A transistor is essentially just a switch that can be either on or off. At the present time, the difference between the on and off state is given by whether an electric current is flowing through the switch or not. If quantum mechanical effects start to dominate transistor operation, then the distinction between the on and off state becomes blurred because current flow becomes a more random process.

systems-small
One-dimensional materials with excitons. Left, two parallel nanowires.
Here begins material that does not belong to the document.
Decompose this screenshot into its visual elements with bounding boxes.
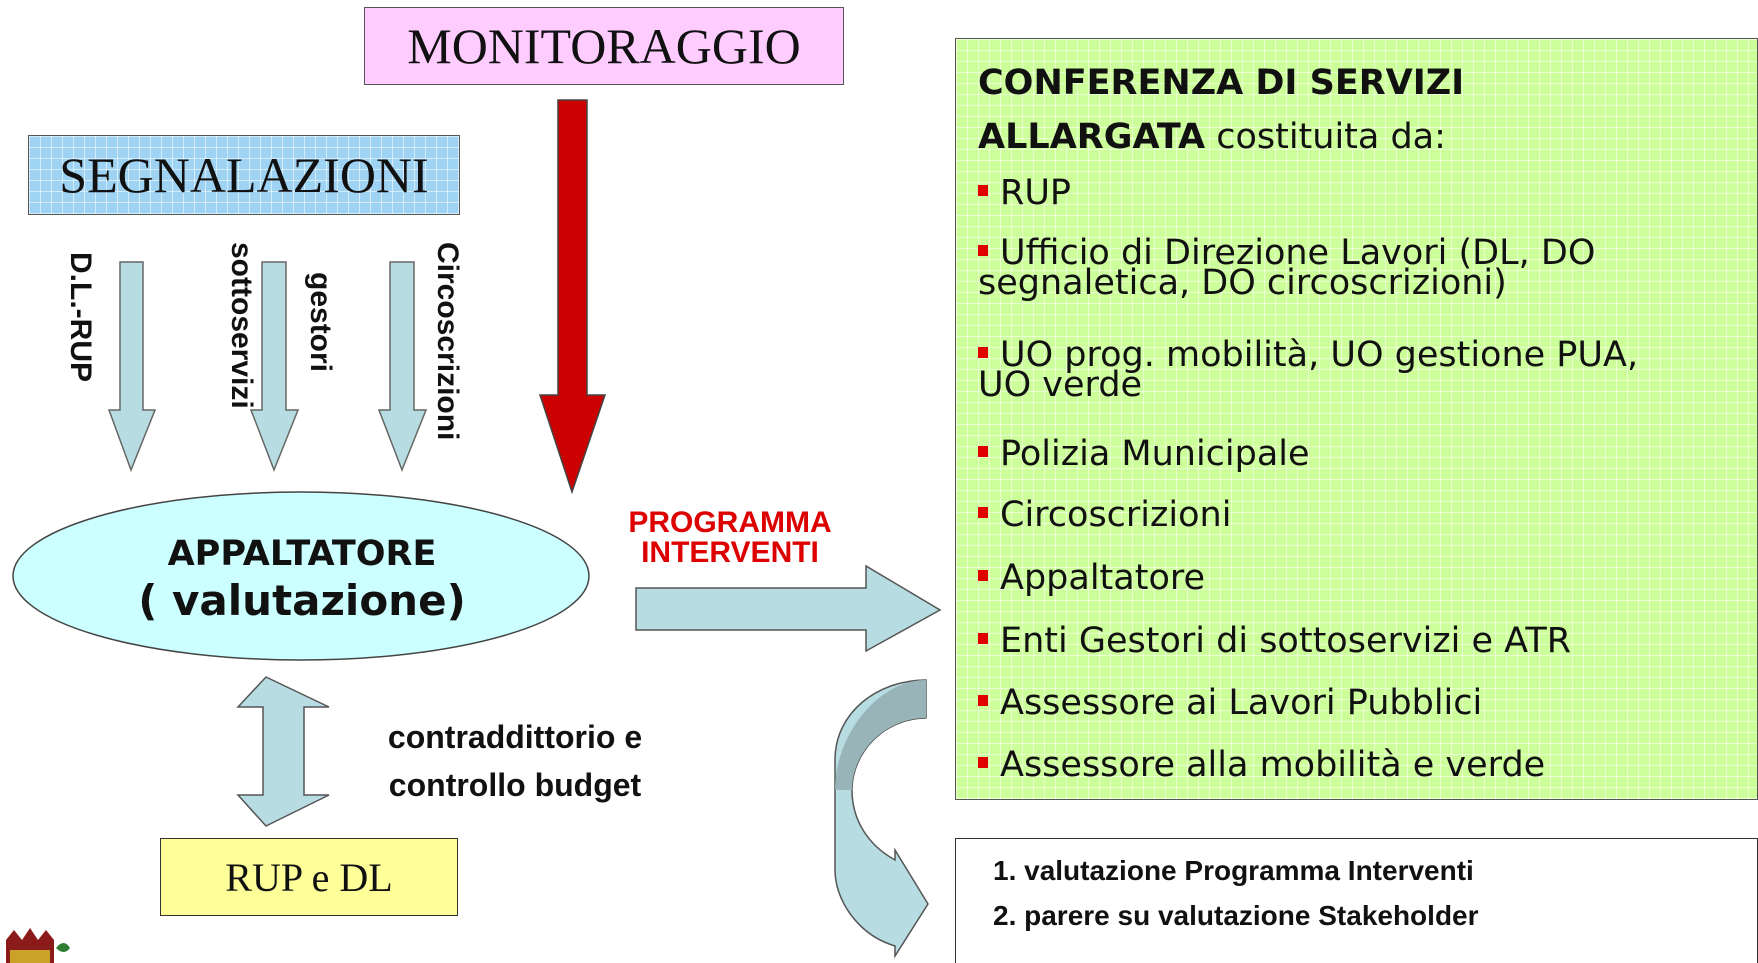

Electrons in the nearly empty wire are shown in blue, ‘holes’ in the nearly full wire are in green. The red ellipses represent the pairing. Right, a core-shell nanowire.

In this project, I will investigate a new method of making transistors, using the quantum mechanical properties of the electrons. The theoretical idea is to make two one-dimensional layers (for example, two nanowires) placed close enough to each other that the electrons in the material can interact with each other through Coulomb repulsion. If one of these nanowires has just a few electrons in it, while the other is almost full of electrons, then the electrons in the nearly empty wire can be attracted to the ‘holes’ in the nearly full wire, and they can pair up into new bound particles called excitons. What is special about these excitons is that they can form a superfluid which can be controlled electronically.

 

This can be made into a transistor in the following way. When the superfluid is absent, the two layers are quite well (although not perfectly) insulated from each other, so it is difficult for a current to flow between them. However, when the superfluid forms, one of the quantum mechanical implications is that it becomes possible to drive a substantial inter-layer current. This difference defines the on and off states of the transistor.

There are some mathematical reasons why one might expect that this cannot work for one-dimensional layers, but I have already demonstrated that there is a way around this. If the electrons can hop from one layer to the other, then the theorem which says that the superfluid cannot form in one dimension is not valid. What I will do next is a systematic investigation of lots of different types on one-dimensional materials to determine which is the best situation for experimentalists to look in for this superfluid. I will use approximate theories for the behaviour of electrons in nanowires or nanoribbons, carbon nanotubes, and core-shell nanowires to determine the temperature at which the superfluid can form for these different materials. When the superfluid is established, it can be described by a hydrodynamic theory which treats the superfluid as a large-scale object that can be described by simple equations that govern the flow of liquids. Analysing this theory will reveal information about the properties of the superfluid and allow optimisation of the operation of the switch. Finally, in reality, no material can be fabricated with perfect precision, so I will examine how imperfections will be detrimental to the formation of the superfluid to establish how accurate the production techniques need to be.

Another benefit of this superfluid is that it can conduct heat very efficiently. This means that it may have applications in cooling and refrigeration. I will also investigate the quantitative advantages that this may have over traditional thermoelectric materials. In both of these applications, the fact that the superfluid can exist in a one-dimensional material is a very advantageous factor for designing devices. In particular, because they are so small in two directions, it gives a huge amount of freedom for placing transistors or heat-conducting channels in optimal arrangements that would be impossible with two- or three-dimensional materials.

One final thing for some context: The picture at the top of the page shows a core-shell nanowire that was grown by some physicists in Lund, Sweden. It’s made out of two different types of semiconductor: Gallium antimonide (GaSb) in the core, and indium arsenic antimonide (InAsSb) in the shell. The core region is the nearly full layer that contains the ‘holes’, while the shell is the nearly empty layer with the electrons. The vertical white line on the left of the image is a scale bar that is 100nm long (that’s one ten-thousandth of a millimeter!) which shows that these wires are pretty small! (Picture credit: Ganjipour et al, Applied Physics Letters 101, 103501 (2012)).